Gómez-Carrillo De Castro María  1@  
1 : ISCSP, University of Lisbon, Disability Advocacy Research in Europe network

This paper explores persistent forms of institutionalization in persons with learning disabilities' lives identified through the experience of conducting a co-researched project during the pandemic in Spain and strategies to overcome some of the barriers and institutionalized forms of relations. 

 During the pandemic, I conducted human rights based participatory research with people with disabilities in Spain, which I followed through recordings and reflexive note taking. One of projects was together with people with learning disabilities who attend different service providers linked to the umbrella organization Plena Inclusión Madrid. During our project, we explored the impact of covid on the lives of people with learning disabilities in Madrid. The project was done online during the year 2021, with two in person meetings in September and November. We developed a questionnaire and, at a second stage, a group interview. The categories to select participants were based on their living arrangement, i.e. at home with parents, alone, supported flat or residential care. The analysis was carried out jointly, and the write-up was delegated to the academic researcher under the supervision of the co-researchers. Presentations are due in January 2022. 

The experience of being a co-researcher made me encounter barriers they experience on a daily basis or institutionalized norms which hindered the course of the project, e.g. lack of intimacy or of flexibility on behalf of servicesl. For instance, it was particularly hard to reach people living in residential care or to arrange in person meetings that could cater everybody's needs due to inflexible schedules. Some participants also had less access to an electronic device, poor wifi, less choice during the pandemic on what activities to do and little choice over risk taking. Control exercised over them but also by fellow residents or users of services for people with disabilities was also a common theme in the co-researched project and in my own project. I had to manage or address these barriers without reinforcing them or putting my co-researchers in an uncomfortable position. I was concerned that challenging them bluntly could lead to denial, a reduction of opportunities for participation and inclusion or withdrawal from the research project. Moreover, it may be an unwanted intromission into the persons' lives and lifestyle. 
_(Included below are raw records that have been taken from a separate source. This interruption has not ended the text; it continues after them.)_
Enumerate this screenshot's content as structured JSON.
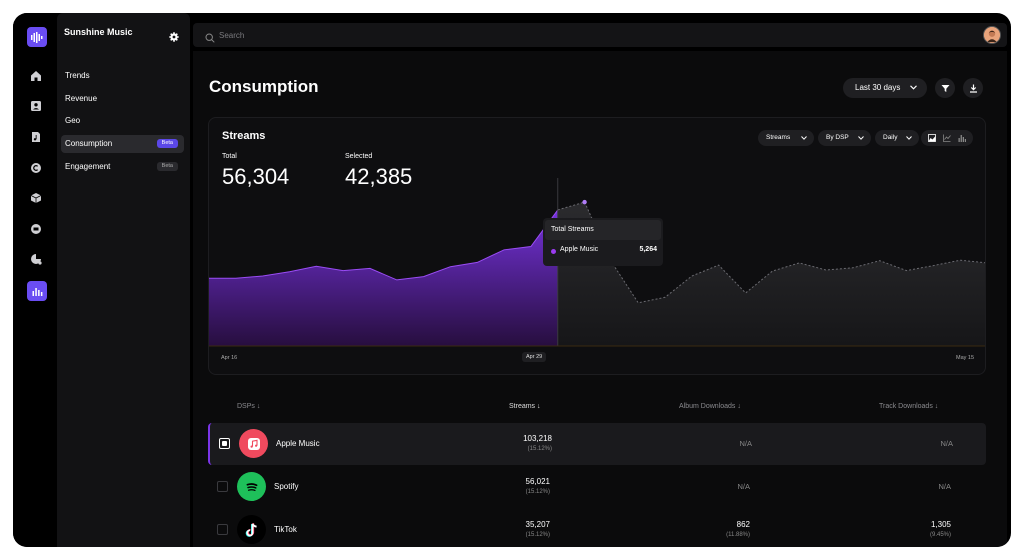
{
  "app": {
    "name": "Sunshine Music",
    "nav": [
      {
        "label": "Trends"
      },
      {
        "label": "Revenue"
      },
      {
        "label": "Geo"
      },
      {
        "label": "Consumption",
        "badge": "Beta",
        "active": true
      },
      {
        "label": "Engagement",
        "badge": "Beta"
      }
    ],
    "rail_icons": [
      "home-icon",
      "contacts-icon",
      "music-file-icon",
      "copyright-icon",
      "package-icon",
      "money-icon",
      "pie-chart-icon",
      "bar-chart-icon"
    ]
  },
  "search": {
    "placeholder": "Search"
  },
  "page": {
    "title": "Consumption",
    "date_range": "Last 30 days"
  },
  "chart_card": {
    "title": "Streams",
    "total_label": "Total",
    "total_value": "56,304",
    "selected_label": "Selected",
    "selected_value": "42,385",
    "controls": {
      "metric": "Streams",
      "group": "By DSP",
      "interval": "Daily"
    },
    "tooltip": {
      "title": "Total Streams",
      "series": "Apple Music",
      "value": "5,264"
    },
    "x_ticks": {
      "start": "Apr 16",
      "selected": "Apr 29",
      "end": "May 15"
    }
  },
  "chart_data": {
    "type": "area",
    "x": [
      "Apr 16",
      "Apr 17",
      "Apr 18",
      "Apr 19",
      "Apr 20",
      "Apr 21",
      "Apr 22",
      "Apr 23",
      "Apr 24",
      "Apr 25",
      "Apr 26",
      "Apr 27",
      "Apr 28",
      "Apr 29",
      "Apr 30",
      "May 1",
      "May 2",
      "May 3",
      "May 4",
      "May 5",
      "May 6",
      "May 7",
      "May 8",
      "May 9",
      "May 10",
      "May 11",
      "May 12",
      "May 13",
      "May 14",
      "May 15"
    ],
    "series": [
      {
        "name": "Apple Music",
        "values": [
          2480,
          2480,
          2560,
          2720,
          2920,
          2760,
          2840,
          2420,
          2540,
          2900,
          3060,
          3520,
          3640,
          4980,
          5264,
          3080,
          1580,
          1780,
          2560,
          2960,
          1940,
          2740,
          3040,
          2780,
          2860,
          3120,
          2760,
          2940,
          3140,
          3040
        ]
      }
    ],
    "selected_range": [
      "Apr 16",
      "Apr 29"
    ],
    "ylim": [
      0,
      6000
    ],
    "grid": false
  },
  "table": {
    "headers": {
      "dsp": "DSPs",
      "streams": "Streams",
      "album": "Album Downloads",
      "track": "Track Downloads"
    },
    "rows": [
      {
        "name": "Apple Music",
        "streams": "103,218",
        "streams_pct": "(15.12%)",
        "album": "N/A",
        "album_pct": "",
        "track": "N/A",
        "track_pct": "",
        "selected": true,
        "logo_color": "#f04a5e"
      },
      {
        "name": "Spotify",
        "streams": "56,021",
        "streams_pct": "(15.12%)",
        "album": "N/A",
        "album_pct": "",
        "track": "N/A",
        "track_pct": "",
        "selected": false,
        "logo_color": "#1ec05a"
      },
      {
        "name": "TikTok",
        "streams": "35,207",
        "streams_pct": "(15.12%)",
        "album": "862",
        "album_pct": "(11.88%)",
        "track": "1,305",
        "track_pct": "(9.45%)",
        "selected": false,
        "logo_color": "#000000"
      }
    ]
  },
  "colors": {
    "accent": "#6a4df3",
    "series": "#7b35e8",
    "bg": "#0b0b0c"
  }
}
The paper will describe the methodology used during the project in alignment with the Convention on the Rights of Persons with Disabilities. My call for participants was in the form of an inverted job offer, in which offered my services as researcher to do a research project together. The group hiring me was to choose topic, methodology and author the research. We put together a collaboration agreement to hand over control over the research process and activities to my co-researchers. The project began with an eight-module training in combination with work sessions to design the research project. We met on a weekly basis over zoom and communicated over email and whatsapp. The paper will cover some reflections on institutionalized forms encountered in doing research collaboratively, both in form of self-reflexions on my style of facilitation and in the findings of our co-researched project. Further, I will share some of the ways I shaped my work to ensure choice and criticism was possible and to create opportunities to engage with research beyond this project, as well as recommendations on how to tackle the barriers encountered.